# CPU-Only Data Analysis Example

This notebook demonstrates a typical data analysis workflow that is optimized for CPU execution.
It uses pandas, numpy, and matplotlib - all libraries that are designed to work efficiently on CPU.

In [None]:
import pandas as pd
import numpy as np
import matplotlib.pyplot as plt
import seaborn as sns
from sklearn.linear_model import LinearRegression
from sklearn.model_selection import train_test_split
from sklearn.metrics import mean_squared_error, r2_score

In [None]:
# Generate sample data for demonstration
np.random.seed(42)
n_samples = 1000

# Create synthetic dataset
data = {
    'feature1': np.random.normal(0, 1, n_samples),
    'feature2': np.random.normal(5, 2, n_samples),
    'feature3': np.random.exponential(2, n_samples)
}

# Create target variable with some relationship to features
data['target'] = (data['feature1'] * 2 + 
                 data['feature2'] * 0.5 + 
                 data['feature3'] * 0.1 + 
                 np.random.normal(0, 0.5, n_samples))

df = pd.DataFrame(data)
print(f"Dataset shape: {df.shape}")
print("\nFirst few rows:")
df.head()

In [None]:
# Basic statistical analysis
print("Dataset Statistics:")
print(df.describe())

print("\nCorrelation Matrix:")
correlation_matrix = df.corr()
print(correlation_matrix)

In [None]:
# Data visualization
fig, axes = plt.subplots(2, 2, figsize=(12, 10))

# Distribution plots
df['feature1'].hist(bins=30, ax=axes[0,0], title='Feature 1 Distribution')
df['feature2'].hist(bins=30, ax=axes[0,1], title='Feature 2 Distribution')
df['feature3'].hist(bins=30, ax=axes[1,0], title='Feature 3 Distribution')
df['target'].hist(bins=30, ax=axes[1,1], title='Target Distribution')

plt.tight_layout()
plt.show()

In [None]:
# Correlation heatmap
plt.figure(figsize=(8, 6))
sns.heatmap(correlation_matrix, annot=True, cmap='coolwarm', center=0)
plt.title('Feature Correlation Heatmap')
plt.show()

In [None]:
# Simple machine learning with scikit-learn (CPU-optimized)
X = df[['feature1', 'feature2', 'feature3']]
y = df['target']

# Split the data
X_train, X_test, y_train, y_test = train_test_split(X, y, test_size=0.2, random_state=42)
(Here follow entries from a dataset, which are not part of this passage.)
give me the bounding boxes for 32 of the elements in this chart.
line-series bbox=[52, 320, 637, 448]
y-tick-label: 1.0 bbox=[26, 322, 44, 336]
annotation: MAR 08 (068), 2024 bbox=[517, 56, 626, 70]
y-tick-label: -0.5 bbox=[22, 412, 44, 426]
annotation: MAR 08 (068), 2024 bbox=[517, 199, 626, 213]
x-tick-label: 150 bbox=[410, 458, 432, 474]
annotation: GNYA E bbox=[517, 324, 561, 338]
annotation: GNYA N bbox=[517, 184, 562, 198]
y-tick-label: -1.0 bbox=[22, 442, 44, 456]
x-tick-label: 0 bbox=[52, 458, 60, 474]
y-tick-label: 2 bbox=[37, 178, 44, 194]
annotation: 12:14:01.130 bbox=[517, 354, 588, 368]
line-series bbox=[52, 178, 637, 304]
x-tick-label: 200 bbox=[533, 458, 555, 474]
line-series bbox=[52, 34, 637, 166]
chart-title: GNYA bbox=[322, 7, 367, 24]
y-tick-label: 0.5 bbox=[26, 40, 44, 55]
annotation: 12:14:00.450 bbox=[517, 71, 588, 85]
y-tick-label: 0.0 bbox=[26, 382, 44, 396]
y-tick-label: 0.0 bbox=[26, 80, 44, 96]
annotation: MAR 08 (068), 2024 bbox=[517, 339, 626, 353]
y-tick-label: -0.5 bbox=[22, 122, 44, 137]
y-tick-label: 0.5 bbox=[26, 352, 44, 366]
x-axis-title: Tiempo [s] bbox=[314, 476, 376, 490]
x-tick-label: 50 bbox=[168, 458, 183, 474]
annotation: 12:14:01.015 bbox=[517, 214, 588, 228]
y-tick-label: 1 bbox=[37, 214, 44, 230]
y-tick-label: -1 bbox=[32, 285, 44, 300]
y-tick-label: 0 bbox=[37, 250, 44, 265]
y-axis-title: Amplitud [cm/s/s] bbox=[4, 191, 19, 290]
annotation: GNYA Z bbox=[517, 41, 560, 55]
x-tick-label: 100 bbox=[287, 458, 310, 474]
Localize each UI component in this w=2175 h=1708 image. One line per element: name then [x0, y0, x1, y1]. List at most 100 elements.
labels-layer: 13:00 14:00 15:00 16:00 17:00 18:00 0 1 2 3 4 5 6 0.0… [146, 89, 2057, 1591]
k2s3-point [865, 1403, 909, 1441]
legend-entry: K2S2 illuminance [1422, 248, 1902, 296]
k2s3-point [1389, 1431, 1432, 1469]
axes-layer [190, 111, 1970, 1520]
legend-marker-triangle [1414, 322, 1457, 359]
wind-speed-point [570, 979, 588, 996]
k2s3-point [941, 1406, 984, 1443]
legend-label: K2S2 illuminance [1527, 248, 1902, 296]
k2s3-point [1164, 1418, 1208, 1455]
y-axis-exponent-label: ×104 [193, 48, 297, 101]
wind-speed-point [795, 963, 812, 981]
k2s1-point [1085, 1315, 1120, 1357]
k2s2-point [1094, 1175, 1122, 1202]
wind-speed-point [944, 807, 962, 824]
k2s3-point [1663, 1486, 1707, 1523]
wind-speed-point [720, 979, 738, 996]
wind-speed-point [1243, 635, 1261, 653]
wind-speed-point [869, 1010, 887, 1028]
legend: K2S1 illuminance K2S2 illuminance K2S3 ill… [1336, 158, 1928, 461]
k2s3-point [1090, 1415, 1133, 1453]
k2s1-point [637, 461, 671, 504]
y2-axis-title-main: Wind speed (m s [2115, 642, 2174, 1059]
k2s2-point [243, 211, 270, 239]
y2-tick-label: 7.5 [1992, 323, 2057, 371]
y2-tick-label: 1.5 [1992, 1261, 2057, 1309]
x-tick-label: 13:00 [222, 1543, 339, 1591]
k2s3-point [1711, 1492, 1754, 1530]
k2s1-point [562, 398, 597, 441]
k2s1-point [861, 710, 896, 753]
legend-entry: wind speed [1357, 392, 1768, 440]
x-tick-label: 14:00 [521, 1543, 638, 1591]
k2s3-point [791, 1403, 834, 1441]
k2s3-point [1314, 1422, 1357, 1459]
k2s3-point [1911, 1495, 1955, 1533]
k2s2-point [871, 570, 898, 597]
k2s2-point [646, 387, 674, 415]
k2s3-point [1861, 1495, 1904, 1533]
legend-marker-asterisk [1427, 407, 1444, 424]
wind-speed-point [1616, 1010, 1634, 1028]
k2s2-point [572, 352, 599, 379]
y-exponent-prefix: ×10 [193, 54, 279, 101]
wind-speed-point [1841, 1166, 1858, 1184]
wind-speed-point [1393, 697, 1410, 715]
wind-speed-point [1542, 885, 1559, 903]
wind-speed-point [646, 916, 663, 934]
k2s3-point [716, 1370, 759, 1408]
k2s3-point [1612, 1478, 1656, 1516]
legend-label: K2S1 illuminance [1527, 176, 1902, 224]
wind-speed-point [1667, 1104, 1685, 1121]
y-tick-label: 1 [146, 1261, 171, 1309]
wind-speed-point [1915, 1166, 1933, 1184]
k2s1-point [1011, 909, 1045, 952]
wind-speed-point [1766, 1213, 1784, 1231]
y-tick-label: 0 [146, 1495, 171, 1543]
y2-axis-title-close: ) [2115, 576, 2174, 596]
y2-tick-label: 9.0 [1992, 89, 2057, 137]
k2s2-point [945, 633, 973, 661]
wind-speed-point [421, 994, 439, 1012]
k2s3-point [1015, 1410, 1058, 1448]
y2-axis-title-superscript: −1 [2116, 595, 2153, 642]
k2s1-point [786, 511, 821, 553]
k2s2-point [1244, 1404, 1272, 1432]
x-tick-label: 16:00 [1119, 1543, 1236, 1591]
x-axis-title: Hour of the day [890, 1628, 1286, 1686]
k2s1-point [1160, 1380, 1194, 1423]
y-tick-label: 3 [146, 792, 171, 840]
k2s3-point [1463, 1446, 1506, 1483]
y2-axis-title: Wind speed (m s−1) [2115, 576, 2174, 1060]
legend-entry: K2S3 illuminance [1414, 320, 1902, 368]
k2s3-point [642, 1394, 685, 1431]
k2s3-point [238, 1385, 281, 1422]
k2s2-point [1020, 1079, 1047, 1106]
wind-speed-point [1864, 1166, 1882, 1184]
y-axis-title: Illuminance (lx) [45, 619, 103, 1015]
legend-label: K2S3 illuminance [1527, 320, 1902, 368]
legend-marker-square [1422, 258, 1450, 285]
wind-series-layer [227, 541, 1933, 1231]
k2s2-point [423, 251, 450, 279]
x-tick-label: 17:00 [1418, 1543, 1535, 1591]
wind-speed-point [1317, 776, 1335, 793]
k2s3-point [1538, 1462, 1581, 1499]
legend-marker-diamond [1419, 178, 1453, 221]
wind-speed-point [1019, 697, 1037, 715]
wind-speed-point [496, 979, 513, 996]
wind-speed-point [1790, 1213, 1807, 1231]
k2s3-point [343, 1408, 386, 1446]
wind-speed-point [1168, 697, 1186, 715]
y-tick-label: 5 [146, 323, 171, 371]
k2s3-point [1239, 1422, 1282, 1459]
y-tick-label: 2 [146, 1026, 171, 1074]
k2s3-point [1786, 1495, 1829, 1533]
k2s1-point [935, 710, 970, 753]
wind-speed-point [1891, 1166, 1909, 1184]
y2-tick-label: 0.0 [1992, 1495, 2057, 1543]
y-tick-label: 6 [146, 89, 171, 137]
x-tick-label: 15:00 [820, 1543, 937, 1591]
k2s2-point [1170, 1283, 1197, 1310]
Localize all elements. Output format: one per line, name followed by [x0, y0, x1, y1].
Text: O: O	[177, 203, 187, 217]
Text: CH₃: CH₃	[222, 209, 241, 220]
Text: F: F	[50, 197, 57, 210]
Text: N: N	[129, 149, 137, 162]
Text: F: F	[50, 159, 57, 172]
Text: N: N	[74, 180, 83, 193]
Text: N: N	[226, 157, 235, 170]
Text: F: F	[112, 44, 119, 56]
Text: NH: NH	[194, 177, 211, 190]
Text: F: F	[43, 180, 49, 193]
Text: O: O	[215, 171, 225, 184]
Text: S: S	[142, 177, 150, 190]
# Train a simple linear regression model
model = LinearRegression()
model.fit(X_train, y_train)

# Make predictions
y_pred = model.predict(X_test)

# Evaluate the model
mse = mean_squared_error(y_test, y_pred)
r2 = r2_score(y_test, y_pred)

print(f"Model Performance:")
print(f"Mean Squared Error: {mse:.4f}")
print(f"R² Score: {r2:.4f}")
print(f"\nModel Coefficients: {model.coef_}")
print(f"Model Intercept: {model.intercept_:.4f}")

In [None]:
# Prediction vs actual plot
plt.figure(figsize=(8, 6))
plt.scatter(y_test, y_pred, alpha=0.6)
plt.plot([y_test.min(), y_test.max()], [y_test.min(), y_test.max()], 'r--', lw=2)
plt.xlabel('Actual Values')
plt.ylabel('Predicted Values')
plt.title('Actual vs Predicted Values')
plt.show()

## Summary

This notebook demonstrates a typical CPU-optimized data analysis workflow:

1. **Data Loading & Preprocessing**: Using pandas for efficient data manipulation
2. **Statistical Analysis**: Computing descriptive statistics and correlations
3. **Data Visualization**: Creating plots with matplotlib and seaborn
4. **Machine Learning**: Training a simple model with scikit-learn

All these operations are designed to run efficiently on CPU and do not require GPU acceleration.
The dataset size (1,000 samples) and model complexity (linear regression) are well-suited for CPU execution.